新規性(B) テクノロジー(A) 収益性(A) 社会貢献度(A)

領域:IOT

投資家:産業革新機構、D4V、藤代真一氏、松岡剛志氏ら個人投資家

サービス:IoTでエサやりを最適化

解決する課題:水産養殖で事業コストの半分以上を占めていた給餌を効率化する。

参考:https://jp.techcrunch.com/2018/06/21/umitron-fundraising/

 

概要:ウミトロンが展開しているサービスは、IOTでえさやりを最適化する「UmiGarden(ウミガーデン)」。ウミガーデンを設置すると、飼育状況が自動でモニタリング・記録され、得られた魚群データを解析すればエサやりの最適なタイミングや量が把握できる。また、スマホを通じて遠隔からエサやりをコントロールできる。

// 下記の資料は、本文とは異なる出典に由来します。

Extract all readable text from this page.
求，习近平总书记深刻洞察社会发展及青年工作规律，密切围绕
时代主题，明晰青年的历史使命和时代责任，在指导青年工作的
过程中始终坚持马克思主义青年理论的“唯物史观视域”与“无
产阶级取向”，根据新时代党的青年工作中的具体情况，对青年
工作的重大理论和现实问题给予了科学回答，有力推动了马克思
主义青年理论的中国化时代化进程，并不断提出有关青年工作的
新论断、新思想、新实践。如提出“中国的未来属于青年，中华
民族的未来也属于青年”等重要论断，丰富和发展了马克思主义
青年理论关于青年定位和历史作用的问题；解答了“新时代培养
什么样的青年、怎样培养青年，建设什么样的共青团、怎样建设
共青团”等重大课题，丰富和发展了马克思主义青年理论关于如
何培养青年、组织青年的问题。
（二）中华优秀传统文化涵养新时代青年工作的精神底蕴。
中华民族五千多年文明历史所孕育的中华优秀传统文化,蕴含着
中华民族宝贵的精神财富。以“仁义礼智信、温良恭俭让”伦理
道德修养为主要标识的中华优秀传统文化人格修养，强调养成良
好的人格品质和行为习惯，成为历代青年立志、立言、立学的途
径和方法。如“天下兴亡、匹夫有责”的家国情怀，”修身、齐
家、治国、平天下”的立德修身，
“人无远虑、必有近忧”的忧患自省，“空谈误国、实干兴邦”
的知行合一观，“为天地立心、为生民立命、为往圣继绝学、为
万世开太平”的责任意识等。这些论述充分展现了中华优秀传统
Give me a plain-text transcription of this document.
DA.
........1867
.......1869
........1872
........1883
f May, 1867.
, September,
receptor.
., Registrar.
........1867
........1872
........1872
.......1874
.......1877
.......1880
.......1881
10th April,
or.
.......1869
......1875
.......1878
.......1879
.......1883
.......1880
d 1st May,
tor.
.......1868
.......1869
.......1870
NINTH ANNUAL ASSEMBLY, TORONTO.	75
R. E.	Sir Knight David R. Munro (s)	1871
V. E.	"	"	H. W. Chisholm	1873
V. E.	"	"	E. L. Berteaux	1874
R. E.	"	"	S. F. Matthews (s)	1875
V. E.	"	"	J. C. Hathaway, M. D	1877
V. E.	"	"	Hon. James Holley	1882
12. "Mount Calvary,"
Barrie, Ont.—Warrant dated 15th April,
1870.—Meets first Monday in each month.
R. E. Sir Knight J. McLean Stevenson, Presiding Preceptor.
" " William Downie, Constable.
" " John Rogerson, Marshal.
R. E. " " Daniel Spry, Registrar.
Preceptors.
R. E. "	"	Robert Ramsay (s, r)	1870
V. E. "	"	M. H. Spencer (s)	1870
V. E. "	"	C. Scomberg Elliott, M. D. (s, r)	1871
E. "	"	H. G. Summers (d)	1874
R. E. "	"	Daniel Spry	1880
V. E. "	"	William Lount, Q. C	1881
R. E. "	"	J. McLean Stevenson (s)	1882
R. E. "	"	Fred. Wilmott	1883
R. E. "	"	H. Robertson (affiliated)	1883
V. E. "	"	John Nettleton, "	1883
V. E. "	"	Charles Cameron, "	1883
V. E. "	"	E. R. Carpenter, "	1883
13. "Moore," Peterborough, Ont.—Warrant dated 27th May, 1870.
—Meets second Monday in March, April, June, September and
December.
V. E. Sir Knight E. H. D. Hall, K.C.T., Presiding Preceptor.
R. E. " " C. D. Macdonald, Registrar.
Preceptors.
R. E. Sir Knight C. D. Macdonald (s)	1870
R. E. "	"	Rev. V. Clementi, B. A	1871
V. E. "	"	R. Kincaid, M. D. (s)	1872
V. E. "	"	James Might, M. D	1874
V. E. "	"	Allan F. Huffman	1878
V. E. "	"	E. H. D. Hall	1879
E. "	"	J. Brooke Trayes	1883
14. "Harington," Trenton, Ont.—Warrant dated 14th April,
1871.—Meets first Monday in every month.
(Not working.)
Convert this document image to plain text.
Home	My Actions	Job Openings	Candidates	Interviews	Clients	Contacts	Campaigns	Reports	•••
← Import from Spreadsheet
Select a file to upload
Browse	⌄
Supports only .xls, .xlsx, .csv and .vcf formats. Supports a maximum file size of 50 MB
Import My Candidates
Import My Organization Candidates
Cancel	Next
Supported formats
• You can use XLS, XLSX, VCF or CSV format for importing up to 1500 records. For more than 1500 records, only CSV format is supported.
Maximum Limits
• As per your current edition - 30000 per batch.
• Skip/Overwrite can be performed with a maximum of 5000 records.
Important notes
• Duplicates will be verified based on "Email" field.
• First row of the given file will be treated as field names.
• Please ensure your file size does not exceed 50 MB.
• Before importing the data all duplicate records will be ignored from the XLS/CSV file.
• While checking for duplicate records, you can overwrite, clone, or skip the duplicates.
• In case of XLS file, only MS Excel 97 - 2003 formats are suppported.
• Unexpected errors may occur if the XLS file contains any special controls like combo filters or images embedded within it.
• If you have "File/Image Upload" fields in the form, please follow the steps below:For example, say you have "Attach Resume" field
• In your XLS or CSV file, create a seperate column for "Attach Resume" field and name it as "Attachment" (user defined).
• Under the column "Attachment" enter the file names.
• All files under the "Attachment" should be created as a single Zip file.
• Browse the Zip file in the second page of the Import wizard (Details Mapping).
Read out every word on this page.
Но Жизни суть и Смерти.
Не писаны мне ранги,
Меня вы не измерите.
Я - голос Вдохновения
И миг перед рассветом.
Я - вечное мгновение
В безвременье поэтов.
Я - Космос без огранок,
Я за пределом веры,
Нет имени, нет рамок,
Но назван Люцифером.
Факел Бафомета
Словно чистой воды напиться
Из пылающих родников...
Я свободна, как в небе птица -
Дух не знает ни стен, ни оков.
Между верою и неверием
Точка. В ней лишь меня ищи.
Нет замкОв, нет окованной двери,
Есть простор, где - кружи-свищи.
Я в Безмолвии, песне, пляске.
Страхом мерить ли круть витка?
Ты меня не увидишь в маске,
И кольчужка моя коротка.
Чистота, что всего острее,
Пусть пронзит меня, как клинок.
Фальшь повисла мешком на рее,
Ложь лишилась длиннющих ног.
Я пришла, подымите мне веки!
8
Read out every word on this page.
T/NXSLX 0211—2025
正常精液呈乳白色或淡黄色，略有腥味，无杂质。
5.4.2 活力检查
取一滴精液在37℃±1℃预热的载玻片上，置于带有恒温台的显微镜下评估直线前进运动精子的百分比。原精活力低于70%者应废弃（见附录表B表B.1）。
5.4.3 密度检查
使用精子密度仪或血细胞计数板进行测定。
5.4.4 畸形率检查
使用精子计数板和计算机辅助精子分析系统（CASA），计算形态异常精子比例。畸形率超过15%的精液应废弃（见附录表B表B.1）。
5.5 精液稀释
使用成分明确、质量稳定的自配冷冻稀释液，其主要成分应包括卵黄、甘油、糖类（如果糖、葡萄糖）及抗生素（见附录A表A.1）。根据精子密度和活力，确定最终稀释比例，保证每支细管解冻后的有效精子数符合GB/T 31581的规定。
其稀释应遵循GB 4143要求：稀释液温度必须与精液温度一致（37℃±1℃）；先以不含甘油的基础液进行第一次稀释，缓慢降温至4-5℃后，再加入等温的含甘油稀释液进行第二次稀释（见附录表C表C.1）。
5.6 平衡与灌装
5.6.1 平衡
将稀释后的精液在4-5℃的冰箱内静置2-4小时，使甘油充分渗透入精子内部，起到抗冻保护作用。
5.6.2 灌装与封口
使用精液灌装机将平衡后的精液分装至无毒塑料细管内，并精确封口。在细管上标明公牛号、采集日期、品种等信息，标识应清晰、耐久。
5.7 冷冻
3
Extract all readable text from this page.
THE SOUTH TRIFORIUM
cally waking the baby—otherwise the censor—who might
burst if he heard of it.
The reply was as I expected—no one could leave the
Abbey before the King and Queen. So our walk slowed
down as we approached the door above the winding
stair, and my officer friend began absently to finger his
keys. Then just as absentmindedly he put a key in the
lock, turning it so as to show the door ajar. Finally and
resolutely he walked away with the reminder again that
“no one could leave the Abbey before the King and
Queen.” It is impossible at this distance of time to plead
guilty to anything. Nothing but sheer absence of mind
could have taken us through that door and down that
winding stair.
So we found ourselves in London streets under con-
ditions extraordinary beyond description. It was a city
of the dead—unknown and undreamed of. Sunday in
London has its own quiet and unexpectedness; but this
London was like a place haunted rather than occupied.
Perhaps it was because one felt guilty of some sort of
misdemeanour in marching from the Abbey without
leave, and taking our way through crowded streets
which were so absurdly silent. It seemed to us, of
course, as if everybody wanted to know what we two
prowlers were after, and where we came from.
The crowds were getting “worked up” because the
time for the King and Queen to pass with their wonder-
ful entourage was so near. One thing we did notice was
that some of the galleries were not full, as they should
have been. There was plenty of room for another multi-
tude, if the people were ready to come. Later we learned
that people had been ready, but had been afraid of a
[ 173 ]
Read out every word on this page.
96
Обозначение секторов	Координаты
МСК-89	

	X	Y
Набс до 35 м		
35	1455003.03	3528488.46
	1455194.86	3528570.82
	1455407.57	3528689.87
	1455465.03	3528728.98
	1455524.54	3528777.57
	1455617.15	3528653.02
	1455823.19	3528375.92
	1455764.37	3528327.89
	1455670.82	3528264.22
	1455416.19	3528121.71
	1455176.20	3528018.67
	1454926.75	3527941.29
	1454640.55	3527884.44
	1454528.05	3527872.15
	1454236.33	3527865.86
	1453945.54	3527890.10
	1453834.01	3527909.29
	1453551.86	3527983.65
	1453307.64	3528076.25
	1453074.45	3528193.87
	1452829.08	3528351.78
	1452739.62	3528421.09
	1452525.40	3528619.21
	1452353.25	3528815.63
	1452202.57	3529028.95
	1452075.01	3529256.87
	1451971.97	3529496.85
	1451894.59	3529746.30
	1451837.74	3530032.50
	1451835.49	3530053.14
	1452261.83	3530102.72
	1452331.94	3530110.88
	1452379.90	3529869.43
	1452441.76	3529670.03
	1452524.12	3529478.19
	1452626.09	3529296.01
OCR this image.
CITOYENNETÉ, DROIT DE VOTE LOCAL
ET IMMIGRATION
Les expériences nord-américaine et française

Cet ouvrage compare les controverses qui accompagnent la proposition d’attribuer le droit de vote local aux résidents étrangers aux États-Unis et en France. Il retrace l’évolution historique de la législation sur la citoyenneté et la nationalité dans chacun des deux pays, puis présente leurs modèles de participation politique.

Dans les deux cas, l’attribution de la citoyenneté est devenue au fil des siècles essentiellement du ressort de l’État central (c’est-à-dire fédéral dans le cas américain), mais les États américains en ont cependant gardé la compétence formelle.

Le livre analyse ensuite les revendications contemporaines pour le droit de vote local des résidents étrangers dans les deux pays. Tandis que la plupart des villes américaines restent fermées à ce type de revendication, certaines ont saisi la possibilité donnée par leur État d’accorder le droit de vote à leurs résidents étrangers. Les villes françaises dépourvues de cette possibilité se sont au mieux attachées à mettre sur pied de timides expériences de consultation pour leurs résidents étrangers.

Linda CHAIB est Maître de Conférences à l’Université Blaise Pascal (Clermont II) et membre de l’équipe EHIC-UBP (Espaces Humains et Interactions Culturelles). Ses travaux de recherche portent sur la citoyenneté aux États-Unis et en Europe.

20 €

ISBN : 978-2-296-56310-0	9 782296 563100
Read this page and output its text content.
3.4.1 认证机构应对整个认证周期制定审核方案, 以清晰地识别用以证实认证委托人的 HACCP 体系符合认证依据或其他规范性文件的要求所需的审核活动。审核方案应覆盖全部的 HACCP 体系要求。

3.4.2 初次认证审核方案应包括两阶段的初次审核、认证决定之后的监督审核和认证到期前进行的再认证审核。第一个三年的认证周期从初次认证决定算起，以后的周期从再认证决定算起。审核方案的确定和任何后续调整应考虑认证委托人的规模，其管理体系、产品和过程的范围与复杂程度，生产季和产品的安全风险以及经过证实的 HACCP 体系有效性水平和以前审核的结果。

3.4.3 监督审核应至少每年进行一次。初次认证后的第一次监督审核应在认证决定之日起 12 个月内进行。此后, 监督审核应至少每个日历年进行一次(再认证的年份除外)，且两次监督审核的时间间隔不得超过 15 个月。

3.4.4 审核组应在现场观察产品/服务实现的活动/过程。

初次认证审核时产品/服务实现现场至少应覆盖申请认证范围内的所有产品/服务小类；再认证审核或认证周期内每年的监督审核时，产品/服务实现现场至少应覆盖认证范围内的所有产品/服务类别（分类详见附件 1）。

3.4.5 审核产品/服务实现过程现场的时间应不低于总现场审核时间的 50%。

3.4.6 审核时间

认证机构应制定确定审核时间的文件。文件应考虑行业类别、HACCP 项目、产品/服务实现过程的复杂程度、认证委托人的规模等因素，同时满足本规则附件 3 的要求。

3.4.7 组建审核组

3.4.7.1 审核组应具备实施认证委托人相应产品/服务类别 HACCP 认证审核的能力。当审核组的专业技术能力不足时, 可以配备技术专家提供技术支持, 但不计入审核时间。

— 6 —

評価 :IoT関連で難しいのが、技術と科学的な効果の証明だ。同社のメンバーは、JAXAにて人工衛星の研究開発に従事した後、三井物産で農業ベンチャーへの新規事業投資や事業開発支援に携わった藤原謙氏、そして、大学在学中に超小型衛星開発に携わり、三井物産やメタップスで働いていた山田雅彦氏、さらにグリーやメタップスでエンジニアとして活躍していた岡本拓磨氏の3人だ。市場では餌代が高騰し続け(10年で3倍)、大変なコストになっている。原油の高騰と中国の台頭が背景にあるため、当分この傾向は続くと思われる。よって、この技術の発表は、タイミングとして最高だ。また、管理操作がスマホベースであることや、人工衛星をデータ収集に使っているため、漁業の領域に踏み出せるノウハウが溜まっていくのも魅力的だ。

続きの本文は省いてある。